Außerdem ist klar, dass es das Ziel der Beatmungspflege ist, möglichst viele Menschen wieder von der Beatmung zu entwöhnen. Es hat Fälle gegeben, auch in Nordrhein-Westfalen, bei denen der eine oder andere Anbieter kein großes Interesse an dieser Entwöhnung hatte.

Deswegen meine ich, dass dieser Gesetzentwurf auf der einen Seite die Selbstbestimmung weiterhin ermöglicht und auf der anderen Seite die Qualität, insbesondere in der Beatmungspflege, erheblich verbessern wird. Das wurde auch höchste Zeit. – Schönen Dank für Ihre Aufmerksamkeit.

(Beifall von der CDU und der FDP)

Vielen Dank, Herr Minister. – Mir liegen keine weiteren Wortmeldungen vor. Daher schließe ich die Aussprache.

Wir kommen zur Abstimmung, und zwar erstens über den Antrag der Fraktion Bündnis 90/Die Grünen Drucksache 17/7902. Der Ausschuss für Arbeit, Gesundheit und Soziales empfiehlt in Drucksache 17/10660, den Antrag Drucksache 17/7902 abzulehnen. Wir kommen somit zur Abstimmung über den Antrag selbst und nicht über die Beschlussempfehlung. Wer möchte hier zustimmen? – Das sind die Grünen. Wer stimmt dagegen? – Das sind CDU, FDP und AfD. Wer enthält sich? – Das ist die SPD. Der Antrag Drucksache 17/7902 ist mit dem festgestellten Abstimmungsergebnis abgelehnt.

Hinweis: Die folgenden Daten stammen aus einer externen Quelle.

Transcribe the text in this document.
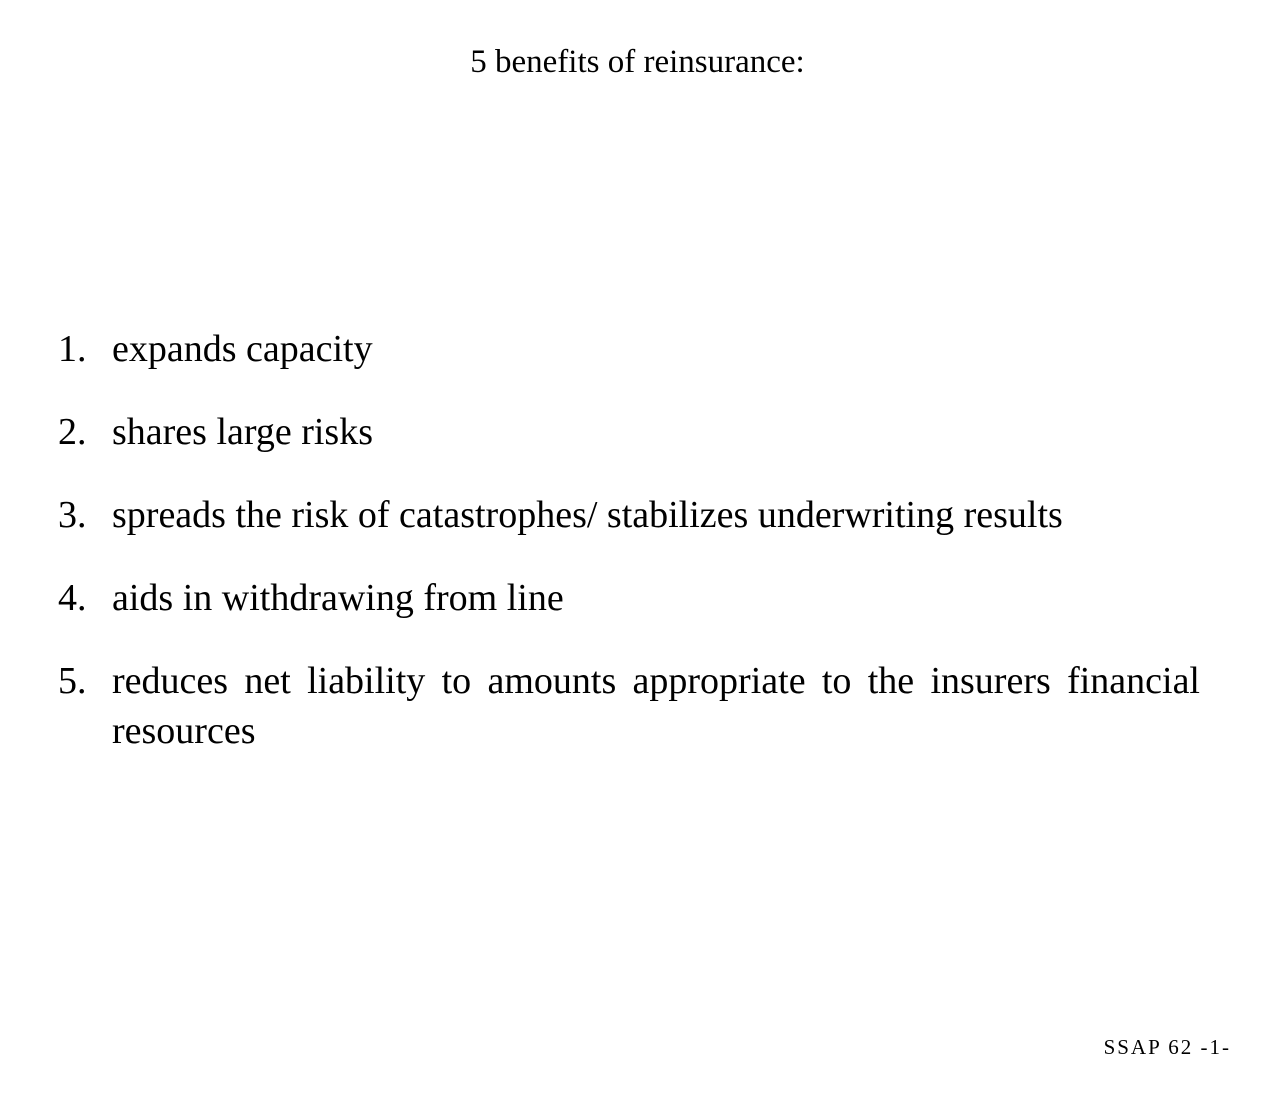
5 benefits of reinsurance:
1. expands capacity
2. shares large risks
3. spreads the risk of catastrophes/ stabilizes underwriting results
4. aids in withdrawing from line
5. reduces net liability to amounts appropriate to the insurers financial resources
SSAP 62 -1-
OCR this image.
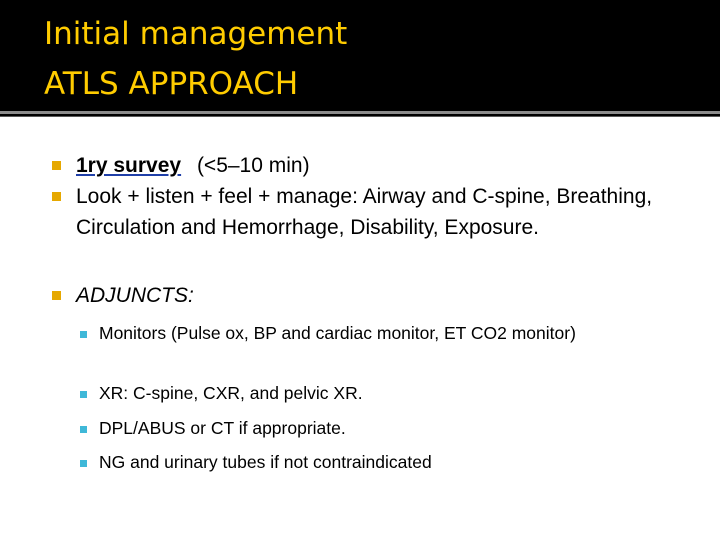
Initial management
ATLS APPROACH
1ry survey (<5–10 min)
Look + listen + feel + manage: Airway and C-spine, Breathing, Circulation and Hemorrhage, Disability, Exposure.
ADJUNCTS:
Monitors (Pulse ox, BP and cardiac monitor, ET CO2 monitor)
XR: C-spine, CXR, and pelvic XR.
DPL/ABUS or CT if appropriate.
NG and urinary tubes if not contraindicated
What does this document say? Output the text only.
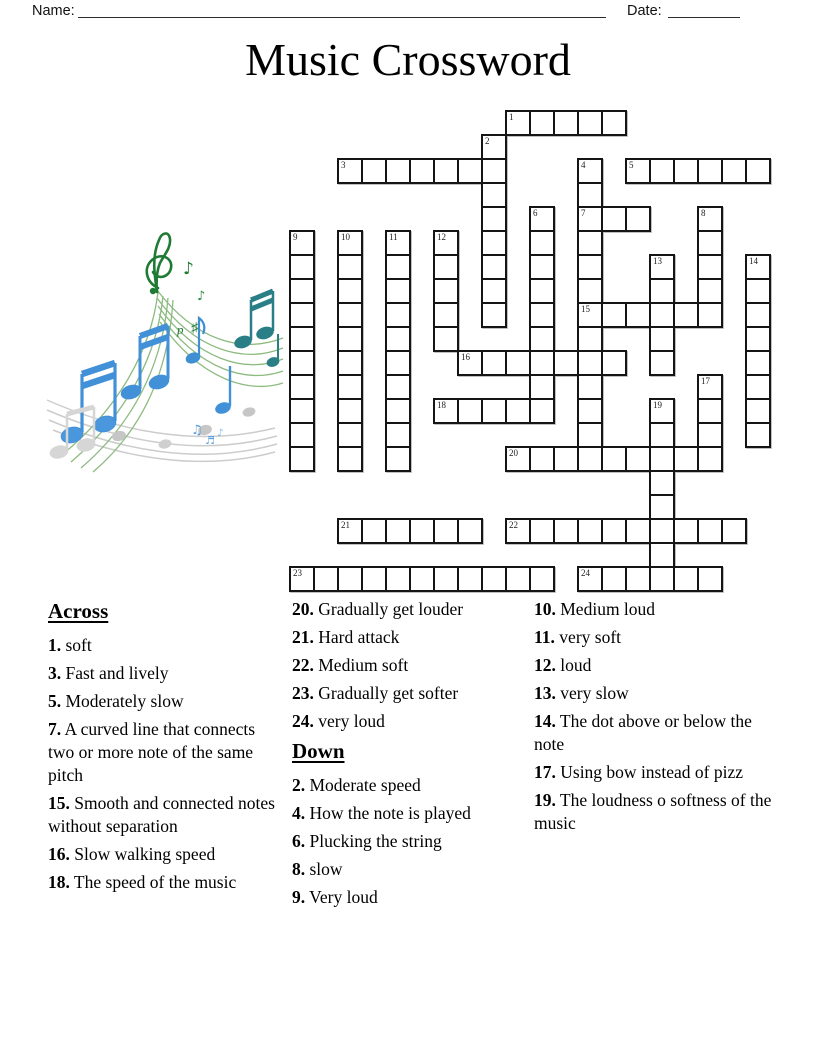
Name:	Date:
Music Crossword
1
2
3	4
7
15
5
6	8
9	10	11	12
13	14
16
17
18	19
20
21	22
23	24
♪
♪
♯
p
♫
♬
♪
Across

1. soft

3. Fast and lively

5. Moderately slow

7. A curved line that connects two or more note of the same pitch

15. Smooth and connected notes without separation

16. Slow walking speed

18. The speed of the music

20. Gradually get louder

21. Hard attack

22. Medium soft

23. Gradually get softer

24. very loud

Down

2. Moderate speed

4. How the note is played

6. Plucking the string

8. slow

9. Very loud

10. Medium loud

11. very soft

12. loud

13. very slow

14. The dot above or below the note

17. Using bow instead of pizz

19. The loudness o softness of the music
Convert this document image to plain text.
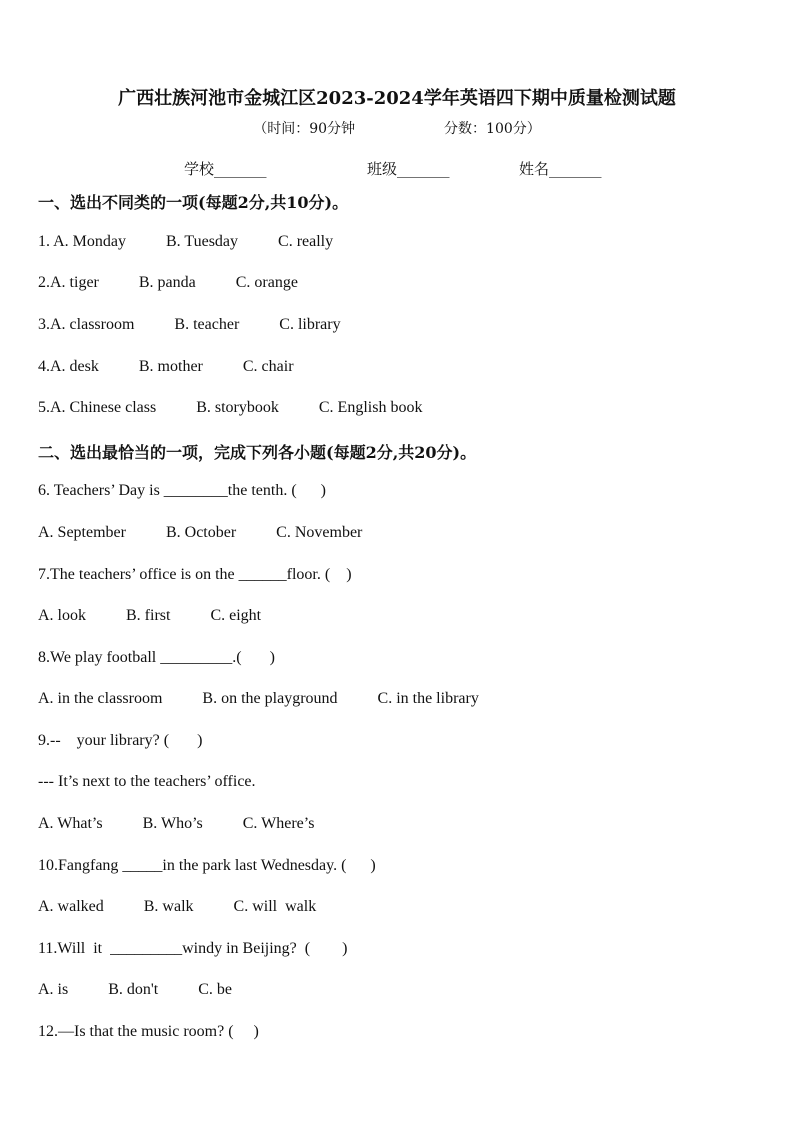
广西壮族河池市金城江区2023-2024学年英语四下期中质量检测试题
（时间：90分钟                    分数：100分）
学校_______	班级_______	姓名_______
一、选出不同类的一项(每题2分,共10分)。
1. A. Monday          B. Tuesday          C. really
2.A. tiger          B. panda          C. orange
3.A. classroom          B. teacher          C. library
4.A. desk          B. mother          C. chair
5.A. Chinese class          B. storybook          C. English book
二、选出最恰当的一项，完成下列各小题(每题2分,共20分)。
6. Teachers’ Day is ________the tenth. (      )
A. September          B. October          C. November
7.The teachers’ office is on the ______floor. (    )
A. look          B. first          C. eight
8.We play football _________.(       )
A. in the classroom          B. on the playground          C. in the library
9.--    your library? (       )
--- It’s next to the teachers’ office.
A. What’s          B. Who’s          C. Where’s
10.Fangfang _____in the park last Wednesday. (      )
A. walked          B. walk          C. will  walk
11.Will  it  _________windy in Beijing?  (        )
A. is          B. don't          C. be
12.—Is that the music room? (     )
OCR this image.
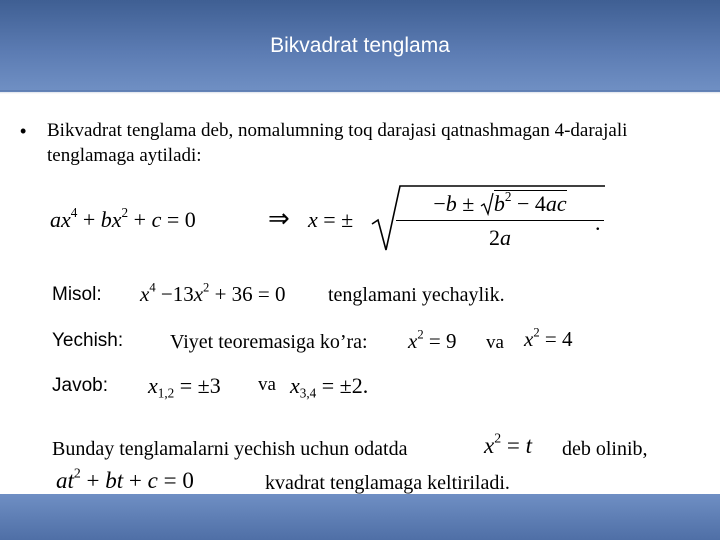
Bikvadrat tenglama
• Bikvadrat tenglama deb, nomalumning toq darajasi qatnashmagan 4-darajali tenglamaga aytiladi:
$ax^4 + bx^2 + c = 0$	⇒ x = ± $\frac{-b \pm b^2 - 4ac}{2a}$
.
Misol: $x^4 -13x^2 + 36 = 0$ tenglamani yechaylik.
Yechish: Viyet teoremasiga ko’ra: $x^2 = 9$ va $x^2 = 4$
Javob: $x_{1,2} = \pm 3$ va $x_{3,4} = \pm 2$.
Bunday tenglamalarni yechish uchun odatda	$x^2 = t$ deb olinib,
$at^2$ + bt + c = 0	kvadrat tenglamaga keltiriladi.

Wir stimmen zweitens über den Entschließungsantrag der Fraktion Bündnis 90/Die Grünen Drucksache 17/10732 ab. Wer möchte hier zustimmen? – Das sind die Grünen. Wer stimmt dagegen? – Das sind CDU, FDP und AfD. Wer enthält sich? – Das ist die Fraktion der SPD. Damit ist der Entschließungsantrag Drucksache 17/10732 abgelehnt.